И тоска по Шуе, по друзьям и товарищам была нестерпимой. Особенно в первые дни, в первые недели и месяцы, пока не подчинил его себе тюремный быт: надо было как-то устраивать свою новую — непривычную и невеселую — жизнь в камере.
И в тяжелые минуты раздумий все чаще вставала перед его глазами картина Николая Ярошенко, которую видел он в галерее братьев Третьяковых. Тюремный вагон с решеткой, пять изможденных лиц в окне за нею. На дощатом перроне восьмерка голубей с одним воробьем. Ребенок на руках у матери залюбовался вольными голубями. И взрослым приятна веселая воркотня птиц, подбирающих крошки. И с большим значением впечатляющая надпись под картиной: «Всюду жизнь».
И Арсений, сидя на подоконнике, не сводил глаз с клочка земли, где была воля. «Сижу я в том корпусе, который расположен сейчас же против ворот; моя камера находится во 2-м этаже, и окна выходят почти прямо в ворота, так что мне видно всех, кто только в них входит». Видел он и отрезок полотна железной дороги и просил друзей пройтись там хоть раз, чтобы он мог послать им привет.
В первых письмах из тюрьмы, когда никто не знал, сколько он будет томиться, а сам он жил яркими впечатлениями последних дней на воле, его подчиняла себе инерция свободной жизни. Все помыслы еще там, в городе ткачей, в кругу близких и дорогих людей. Каждая весточка оттуда — событие, каждое свидание — и радость и отчаяние.
Приезжала Саня Домская с подружкой Таней (Тимофеевой). Девушки добились свидания: разговор при стражнике, через решетку. Поздоровались, передали приветы — скованно, с оглядкой, разговор получился скомканный, и уже надо прощаться. И он хорош: ничего не успел сказать, о чем думалось!
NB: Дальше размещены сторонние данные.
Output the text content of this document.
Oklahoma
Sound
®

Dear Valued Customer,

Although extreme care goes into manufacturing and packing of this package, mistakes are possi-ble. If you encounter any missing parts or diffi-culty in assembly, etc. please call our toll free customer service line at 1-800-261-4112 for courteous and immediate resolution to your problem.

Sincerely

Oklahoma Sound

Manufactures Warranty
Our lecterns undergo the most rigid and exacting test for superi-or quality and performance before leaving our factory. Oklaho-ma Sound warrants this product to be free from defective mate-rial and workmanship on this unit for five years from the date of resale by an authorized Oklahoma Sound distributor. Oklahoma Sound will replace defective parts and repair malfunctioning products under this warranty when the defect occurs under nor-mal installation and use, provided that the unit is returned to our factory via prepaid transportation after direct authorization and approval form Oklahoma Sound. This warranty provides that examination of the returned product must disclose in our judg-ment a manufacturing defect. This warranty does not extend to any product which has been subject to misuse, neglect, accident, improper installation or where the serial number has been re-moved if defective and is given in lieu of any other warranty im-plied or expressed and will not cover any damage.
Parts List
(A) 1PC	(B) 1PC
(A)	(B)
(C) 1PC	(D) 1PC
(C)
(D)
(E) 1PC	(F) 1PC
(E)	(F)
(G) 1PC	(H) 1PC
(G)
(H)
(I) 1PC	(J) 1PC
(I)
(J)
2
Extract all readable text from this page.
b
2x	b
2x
Но при каждом новом свидании становился он разговорчивее, и товарищи вскоре узнали, что с ним сделали при аресте. Он пытался это подать в виде шутки, но никому не хотелось смеяться. «Что касается нашего физического состояния, то мы оба находимся в вожделенном здравии, если не считать… некоторых изменений, происшедших с моей физиономией: изменения эти сводятся, во-1-х, к тому, что 2 зуба отказываются до сих пор занять предназначенное им природой место и выполнять предопределенные судьбой обязанности (причиной этого прискорбного обстоятельства по объяснению одного стражника было его задушевнейшее желание утереть мой разбитый нос своими перстами), а во-2-х, легонького раздвоения моего благородного носа на 2 части под влиянием далеко неблагородного прикосновения ружейного приклада».
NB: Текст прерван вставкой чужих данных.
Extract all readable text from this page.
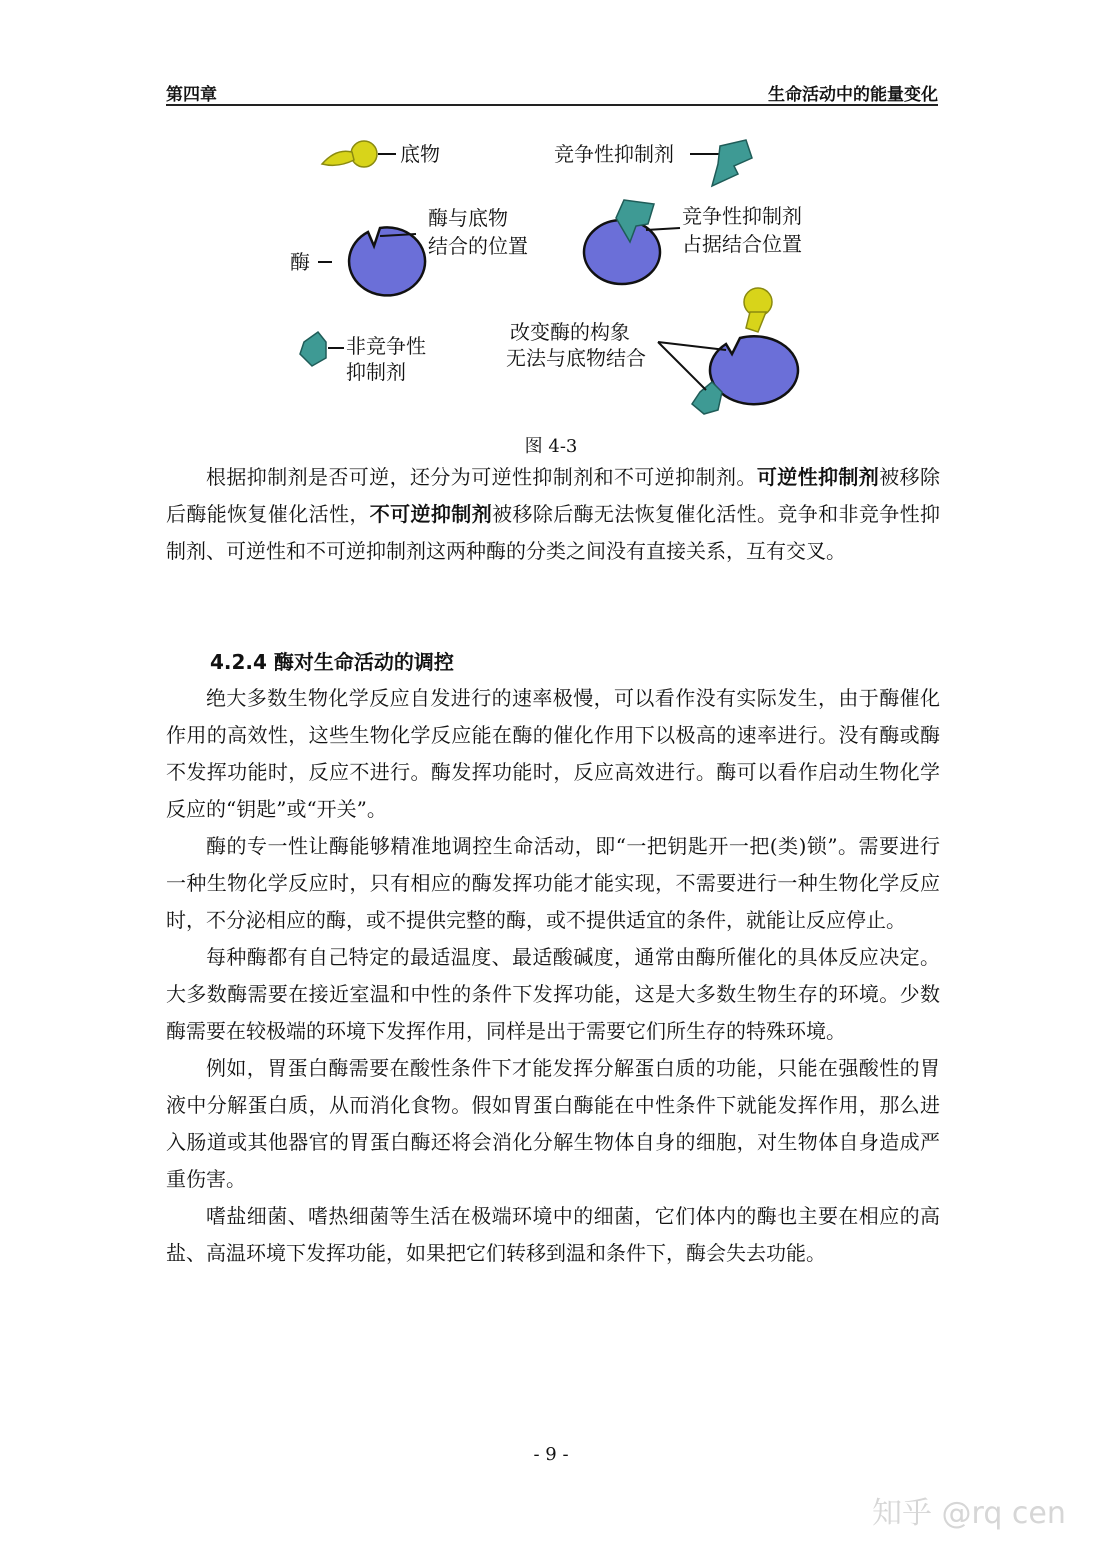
第四章	生命活动中的能量变化
底物	竞争性抑制剂
酶与底物
结合的位置
酶
竞争性抑制剂
占据结合位置
非竞争性
抑制剂
改变酶的构象
无法与底物结合
图 4-3

根据抑制剂是否可逆，还分为可逆性抑制剂和不可逆抑制剂。可逆性抑制剂被移除后酶能恢复催化活性，不可逆抑制剂被移除后酶无法恢复催化活性。竞争和非竞争性抑制剂、可逆性和不可逆抑制剂这两种酶的分类之间没有直接关系，互有交叉。

4.2.4 酶对生命活动的调控

绝大多数生物化学反应自发进行的速率极慢，可以看作没有实际发生，由于酶催化作用的高效性，这些生物化学反应能在酶的催化作用下以极高的速率进行。没有酶或酶不发挥功能时，反应不进行。酶发挥功能时，反应高效进行。酶可以看作启动生物化学反应的“钥匙”或“开关”。

酶的专一性让酶能够精准地调控生命活动，即“一把钥匙开一把(类)锁”。需要进行一种生物化学反应时，只有相应的酶发挥功能才能实现，不需要进行一种生物化学反应时，不分泌相应的酶，或不提供完整的酶，或不提供适宜的条件，就能让反应停止。

每种酶都有自己特定的最适温度、最适酸碱度，通常由酶所催化的具体反应决定。大多数酶需要在接近室温和中性的条件下发挥功能，这是大多数生物生存的环境。少数酶需要在较极端的环境下发挥作用，同样是出于需要它们所生存的特殊环境。

例如，胃蛋白酶需要在酸性条件下才能发挥分解蛋白质的功能，只能在强酸性的胃液中分解蛋白质，从而消化食物。假如胃蛋白酶能在中性条件下就能发挥作用，那么进入肠道或其他器官的胃蛋白酶还将会消化分解生物体自身的细胞，对生物体自身造成严重伤害。

嗜盐细菌、嗜热细菌等生活在极端环境中的细菌，它们体内的酶也主要在相应的高盐、高温环境下发挥功能，如果把它们转移到温和条件下，酶会失去功能。

- 9 -
知乎 @rq cen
Не унывая, писал он о том, что обвиняется «всего по следующим статьям: 126-й (1-й и 2-й пункты), 127, 129, 103, 132-й и еще какой-то. Словом, целая серия; хватит с меня. Особенными «приятностями» улыбается мне 2-й пункт 126-й ст. (принадлежность к боевой организации и руководство боевыми выступлениями); тут пахнет военно-ок(ружным) судом и каторжными работами».
Да, статьи были серьезные, и Арсений хорошо изучил их на досуге. За принадлежность к партии большевиков давали щедро: не менее четырех лет каторжных работ. За попытку низвергнуть существующий строй — полагалась каторга без срока. А за вооруженное восстание приговаривали к смертной казни на виселице.
Павлу Гусеву он внушил: держаться из последних сил, чтобы не попасть под действие самых страшных статей. Такое напоминание не было лишним: Павел позабыл отправить письмо Арсения к брату Константину. А это письмо, изъятое при аресте, выдавало Фрунзе с головой и раскрывало его инкогнито.
Однако, получив в свои руки это письмо и выслушав признание Фрунзе о его истинной фамилии и студенческом положении, следователь усмотрел мистификацию. И попросил назвать человек пять-шесть, которые бы удостоверили, что шуйский Арсений — Борис Константинович Точайский — и Михаил Васильевич Фрунзе суть одно лицо.
По каким-то соображениям он назвал профессора Петербургского политехнического института Иванюкова, с которым не был близок. И в очередном письме посмеялся над своей придумкой: «Будь я трижды проклят, если только уважаемого профессора не хватит кондрашка, когда его потянут во Владимир для удостоверения моей личности. Что же поделаешь! Видно так богу угодно! «Никто, как он, батюшка!» — как говорил один палач, вздергивая на виселицу слезоточивого патера».